In New York, if an attorney supervises the execution of the Will there arises a presumption that the execution of the Will was done properly. If the Will is later challenged, this presumption can be a great help in proving that the Will is valid and should be admitted to probate. This is not the case if there is no attorney supervising the execution of the Will.
Normally Wills are executed with the testator, at least two witnesses, and an attorney supervising the execution in one room together. Obviously, that is not very practical in these times of social distancing. Although the NY Governor, Andrew Cuomo, has issued an executive Order to temporarily permit the witnessing of Wills by teleconference, that order has certain specific requirements for a teleconferenced Will signing that need to be adhered to. Unfortunately, it will not be until the validity of Wills signed during this time are challenged in court that one can even be sure that such an order permitting the teleconferenced Will signing is valid, or what some of the provisions of the order may “actually” mean in practice. All the more reason for having a reputable attorney supervise the Will signing, so that one can be a sure as possible as to the compliance with both the law and the Governor’s current Executive Order.
Even if an attorney cannot be there in person, or even if a teleconference is not possible, it would still make sense to have an attorney run you through what must be done so that the Will execution is proper.
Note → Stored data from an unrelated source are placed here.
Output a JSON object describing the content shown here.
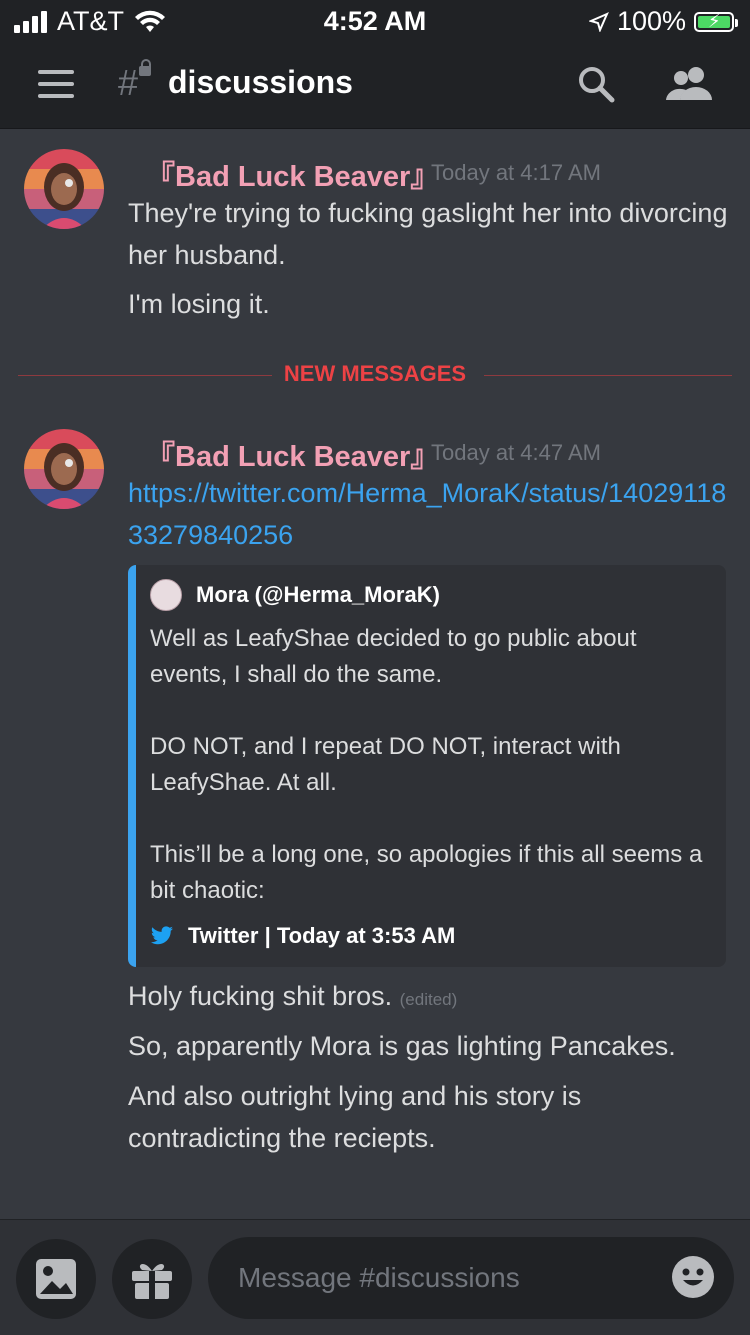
{
  "status_bar": {
    "carrier": "AT&T",
    "time": "4:52 AM",
    "battery": "100%"
  },
  "header": {
    "channel": "discussions"
  },
  "messages": [
    {
      "author": "『Bad Luck Beaver』",
      "timestamp": "Today at 4:17 AM",
      "lines": [
        "They're trying to fucking gaslight her into divorcing her husband.",
        "I'm losing it."
      ]
    },
    {
      "author": "『Bad Luck Beaver』",
      "timestamp": "Today at 4:47 AM",
      "link": "https://twitter.com/Herma_MoraK/status/1402911833279840256",
      "embed": {
        "author": "Mora (@Herma_MoraK)",
        "description": "Well as LeafyShae decided to go public about events, I shall do the same.\n\nDO NOT, and I repeat DO NOT, interact with LeafyShae. At all.\n\nThis’ll be a long one, so apologies if this all seems a bit chaotic:",
        "footer": "Twitter | Today at 3:53 AM",
        "accent_color": "#3ba3ef"
      },
      "lines": [
        "Holy fucking shit bros.",
        "So, apparently Mora is gas lighting Pancakes.",
        "And also outright lying and his story is contradicting the reciepts."
      ],
      "edited_label": "(edited)"
    }
  ],
  "divider_label": "NEW MESSAGES",
  "composer": {
    "placeholder": "Message #discussions"
  },
  "colors": {
    "background": "#36393f",
    "header": "#202225",
    "author": "#f2a0b4",
    "link": "#3ba3ef",
    "new_messages": "#ed4245"
  },
  "icons": [
    "hamburger-icon",
    "channel-hash-lock-icon",
    "search-icon",
    "members-icon",
    "image-icon",
    "gift-icon",
    "emoji-icon",
    "twitter-icon"
  ]
}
Do not assume that the directions you find online apply to New York State or that they are up to date or are even accurate.
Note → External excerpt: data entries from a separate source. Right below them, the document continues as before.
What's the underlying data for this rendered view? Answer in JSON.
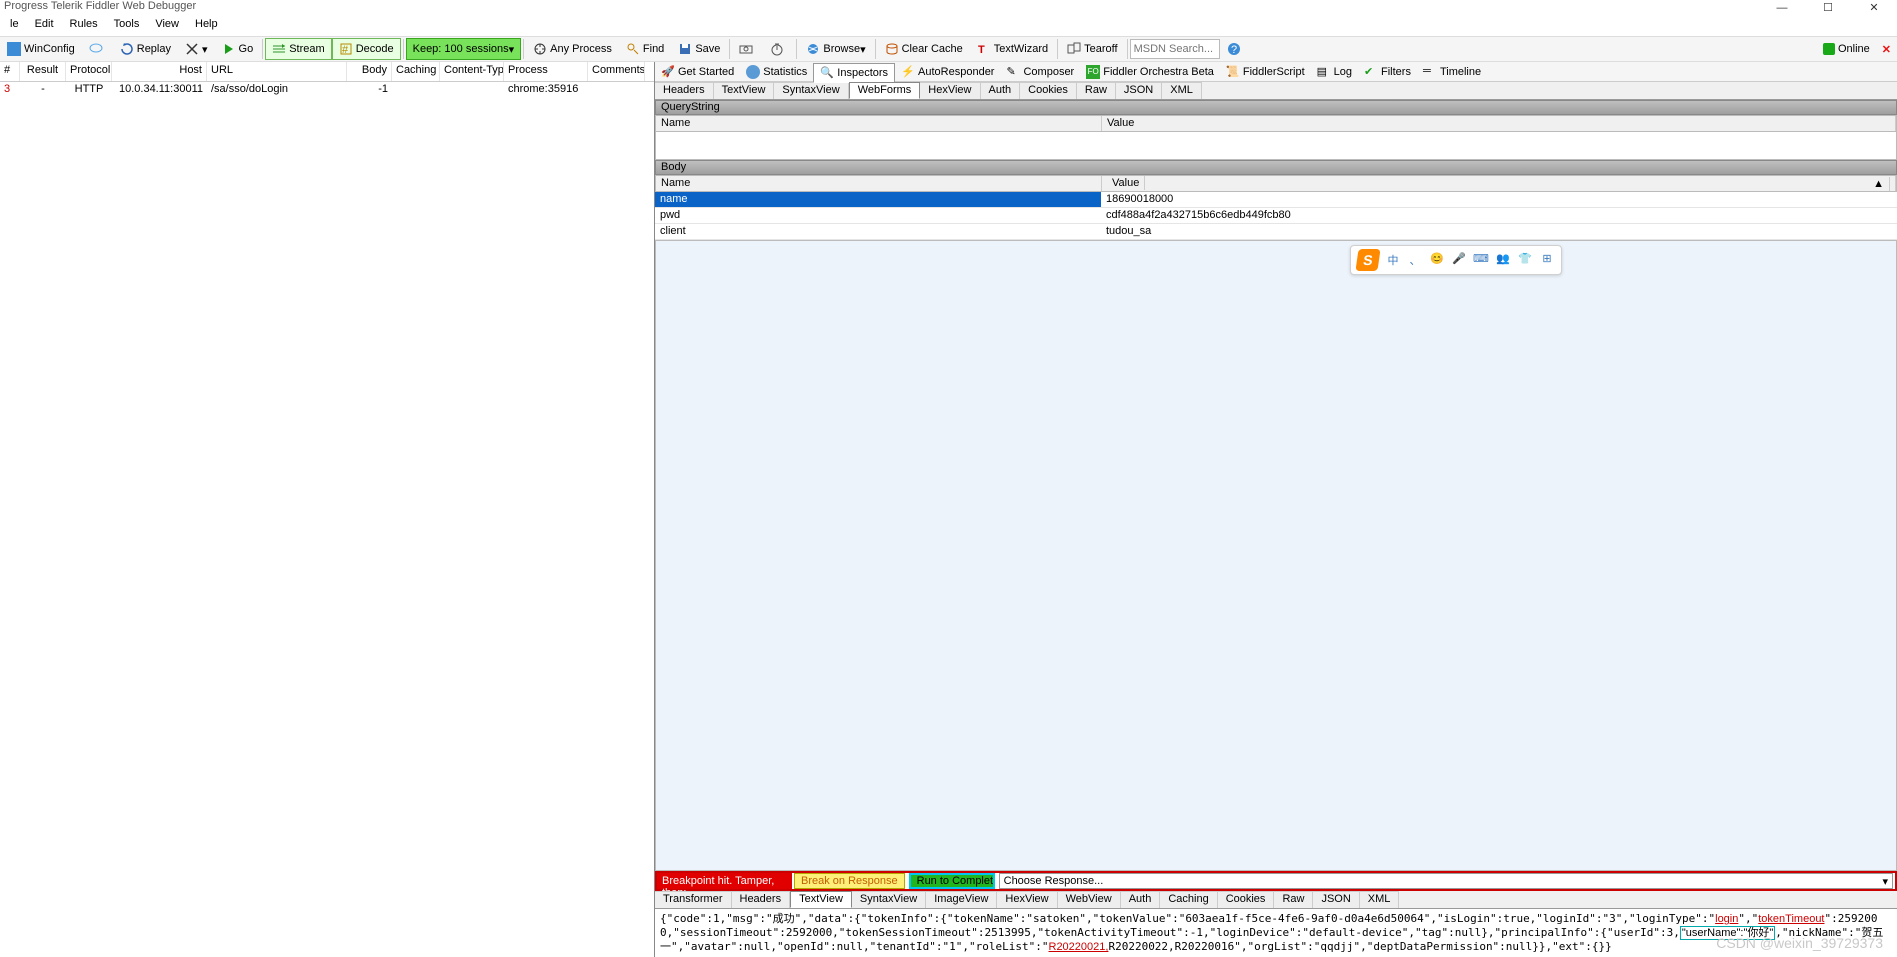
{
  "title": "Progress Telerik Fiddler Web Debugger",
  "menu": [
    "le",
    "Edit",
    "Rules",
    "Tools",
    "View",
    "Help"
  ],
  "toolbar": {
    "winconfig": "WinConfig",
    "replay": "Replay",
    "go": "Go",
    "stream": "Stream",
    "decode": "Decode",
    "keep": "Keep: 100 sessions",
    "anyprocess": "Any Process",
    "find": "Find",
    "save": "Save",
    "browse": "Browse",
    "clearcache": "Clear Cache",
    "textwizard": "TextWizard",
    "tearoff": "Tearoff",
    "search_placeholder": "MSDN Search...",
    "online": "Online"
  },
  "sessions": {
    "cols": [
      "#",
      "Result",
      "Protocol",
      "Host",
      "URL",
      "Body",
      "Caching",
      "Content-Type",
      "Process",
      "Comments"
    ],
    "rows": [
      {
        "num": "3",
        "result": "-",
        "proto": "HTTP",
        "host": "10.0.34.11:30011",
        "url": "/sa/sso/doLogin",
        "body": "-1",
        "cache": "",
        "ctype": "",
        "proc": "chrome:35916",
        "comm": ""
      }
    ]
  },
  "toptabs": [
    "Get Started",
    "Statistics",
    "Inspectors",
    "AutoResponder",
    "Composer",
    "Fiddler Orchestra Beta",
    "FiddlerScript",
    "Log",
    "Filters",
    "Timeline"
  ],
  "reqtabs": [
    "Headers",
    "TextView",
    "SyntaxView",
    "WebForms",
    "HexView",
    "Auth",
    "Cookies",
    "Raw",
    "JSON",
    "XML"
  ],
  "sections": {
    "qs": "QueryString",
    "body": "Body"
  },
  "qshdr": {
    "name": "Name",
    "value": "Value"
  },
  "bodyhdr": {
    "name": "Name",
    "value": "Value"
  },
  "bodyrows": [
    {
      "name": "name",
      "value": "18690018000"
    },
    {
      "name": "pwd",
      "value": "cdf488a4f2a432715b6c6edb449fcb80"
    },
    {
      "name": "client",
      "value": "tudou_sa"
    }
  ],
  "breakpoint": {
    "label": "Breakpoint hit. Tamper, then:",
    "break": "Break on Response",
    "run": "Run to Completion",
    "choose": "Choose Response..."
  },
  "resptabs": [
    "Transformer",
    "Headers",
    "TextView",
    "SyntaxView",
    "ImageView",
    "HexView",
    "WebView",
    "Auth",
    "Caching",
    "Cookies",
    "Raw",
    "JSON",
    "XML"
  ],
  "responseText": "{\"code\":1,\"msg\":\"成功\",\"data\":{\"tokenInfo\":{\"tokenName\":\"satoken\",\"tokenValue\":\"603aea1f-f5ce-4fe6-9af0-d0a4e6d50064\",\"isLogin\":true,\"loginId\":\"3\",\"loginType\":\"login\",\"tokenTimeout\":2592000,\"sessionTimeout\":2592000,\"tokenSessionTimeout\":2513995,\"tokenActivityTimeout\":-1,\"loginDevice\":\"default-device\",\"tag\":null},\"principalInfo\":{\"userId\":3,\"userName\":\"你好\",\"nickName\":\"贺五一\",\"avatar\":null,\"openId\":null,\"tenantId\":\"1\",\"roleList\":\"R20220021,R20220022,R20220016\",\"orgList\":\"qqdjj\",\"deptDataPermission\":null}},\"ext\":{}}",
  "ime": [
    "中",
    "、",
    "😊",
    "🎤",
    "⌨",
    "👥",
    "👕",
    "⊞"
  ],
  "watermark": "CSDN @weixin_39729373"
}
Another problem with persons executing Wills on their own is that language suggested online, may not be proper for that person’s particular circumstances. A person making a Will must remember that when the Will takes effect, he or she will not be there to tell people what the language “really meant.” It is much wiser to consult with an attorney so that any language in the Will is clear, unambiguous, and legally enforceable – especially if what you want done with your property at your death is in any way complicated.
These are a few of the problematic issues that might arise when someone attempts to draft and execute a Will on their own from a form downloaded off the internet, especially under such extraordinary circumstances as we are now facing.
In many cases making a Will is the wisest course, but it is equally true that in many cases, a Will might not even be necessary. Consulting a reputable lawyer can help you make that decision.
Because there is a lot of fear out there, and people are beginning to think about worst case scenarios, they may think that a Will is absolutely necessary. This in turn, could lead them to executing a Will that is not valid, or which does not do exactly what they want the Will to do, or even worse, disposes of property in a way contrary to their wishes. Sad to say, experience tells us that there are probably people at this moment who are elderly, ill or at risk and are being told by family members they “must” execute generic form Wills which were downloaded from the web and are potentially not going to achieve their real wishes, or even worse, are willing to sign these documents without reading it.
It is important not to panic. The first step to take if you feel a Will might be necessary or you are worried about taking care of your loved ones in the event of your death is to consult with a reputable estate lawyer. Do not believe everything you read online; do not believe without checking with a professional in the area of Wills, Trusts and Estates, any advice given to you by even well-meaning friends or family.